Observation data (J2000 epoch)
- Constellation: Pegasus
- Right ascension: 22^{h} 15^{m} 49.8422^{s}
- Declination: +19° 13′ 57.83132″
- Redshift: 0.004960 ± 0.000002
- Heliocentric radial velocity: 1,487 ± 1 km/s
- Distance: 155 ± 61 Mly (47.7 ± 18.7 Mpc)
- Apparent magnitude (V): 12.7

Characteristics
- Type: SB(s)bc? pec
- Apparent size (V): 3.4′ × 1.1′

Other designations
- UGC 11968, II Zw 174, CGCG 451-024, MCG +03-56-020, PGC 68442

= NGC 7241 =

Galaxy in the constellation Pegasus

NGC 7241 is a barred spiral galaxy located in the constellation Pegasus. Based on redshift-independent methods, it is located at a distance of about 150 million light years from Earth, which, given its apparent dimensions, means that NGC 7241 is about 160,000 light years across. However, based on redshift the galaxy is about 70 million light years away. It was discovered by Édouard Stephan on August 28, 1872.

== Characteristics ==
NGC 7241 is a spiral galaxy that is seen edge-on. There is a slight warp in the dust lanes of the disk, better visible in infrared images, probably due to a past interaction with another galaxy. Based on its kinematics, the virial mass of NGC 7241 is 2.5×10^12 M_solar. There is a smaller companion galaxy superimposed on the galactic disk near its center. The companion appears bluer than NGC 7241, indicating it contains younger stars.

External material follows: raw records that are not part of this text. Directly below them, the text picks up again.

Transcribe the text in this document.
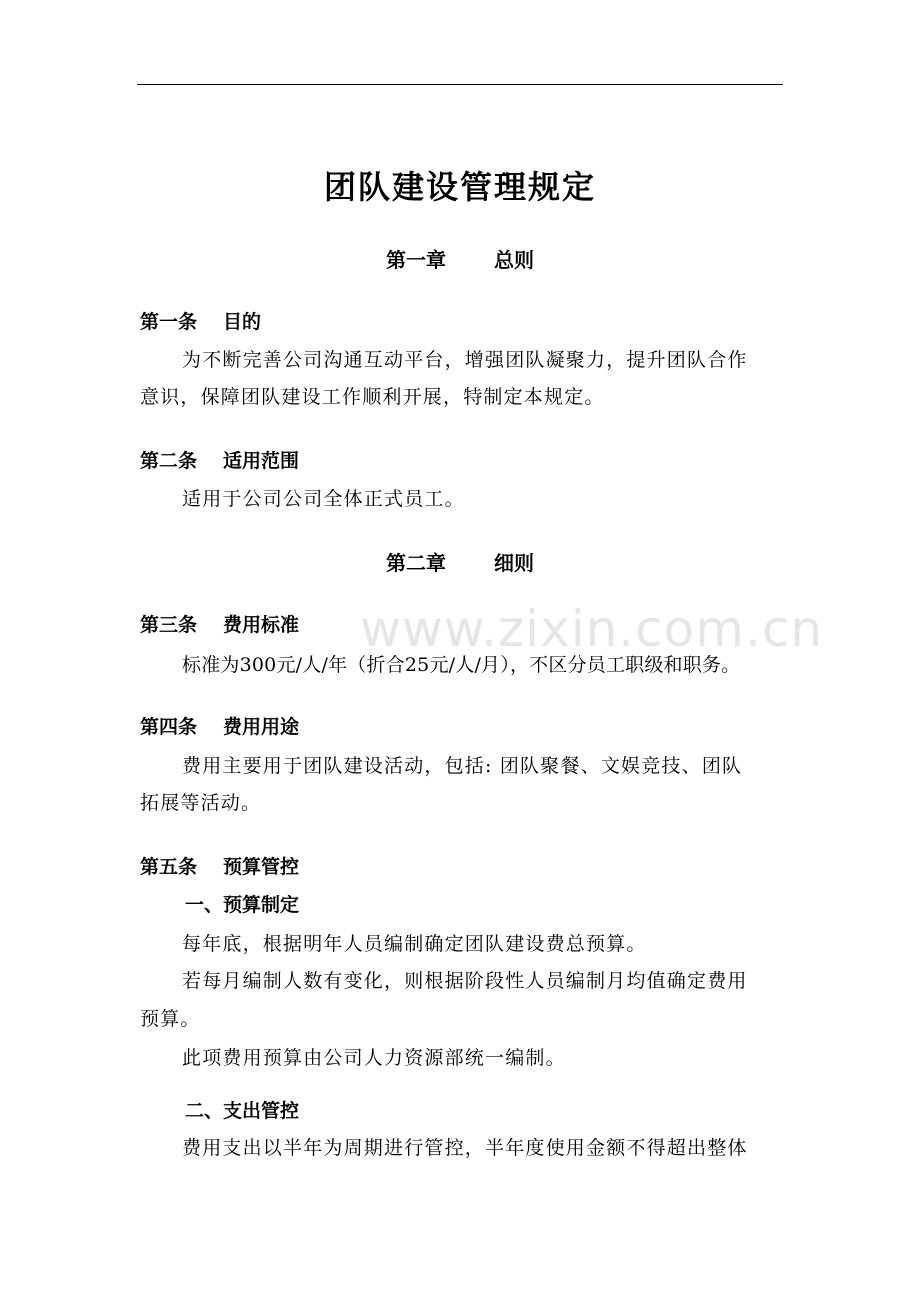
www.zixin.com.cn
团队建设管理规定
第一章 总则
第一条 目的
为不断完善公司沟通互动平台，增强团队凝聚力，提升团队合作
意识，保障团队建设工作顺利开展，特制定本规定。
第二条 适用范围
适用于公司公司全体正式员工。
第二章 细则
第三条 费用标准
标准为300元/人/年（折合25元/人/月），不区分员工职级和职务。
第四条 费用用途
费用主要用于团队建设活动，包括: 团队聚餐、文娱竞技、团队
拓展等活动。
第五条 预算管控
一、预算制定
每年底，根据明年人员编制确定团队建设费总预算。
若每月编制人数有变化，则根据阶段性人员编制月均值确定费用
预算。
此项费用预算由公司人力资源部统一编制。
二、支出管控
费用支出以半年为周期进行管控，半年度使用金额不得超出整体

A stellar stream extends towards the southeast of the galaxy, which coincides with a hydrogen tail. The hydrogen tail was detected by the Arecibo Telescope. There is a blob within the stream that could have been its source and it is undergoing star formation comparable to star forming dwarf galaxies near the edge of disk galaxies. The dwarf's mass is estimated to be about 6.4×10^6 M_solar and 2.7×10^8 M_solar which is one of the lowest reported for a stream progenitor outside the Local Group.

NGC 7241 forms a pair with disk galaxy UGC 11964. For a distance of 22.4 Mpc the project separation of the galaxies is 32.4 kpc.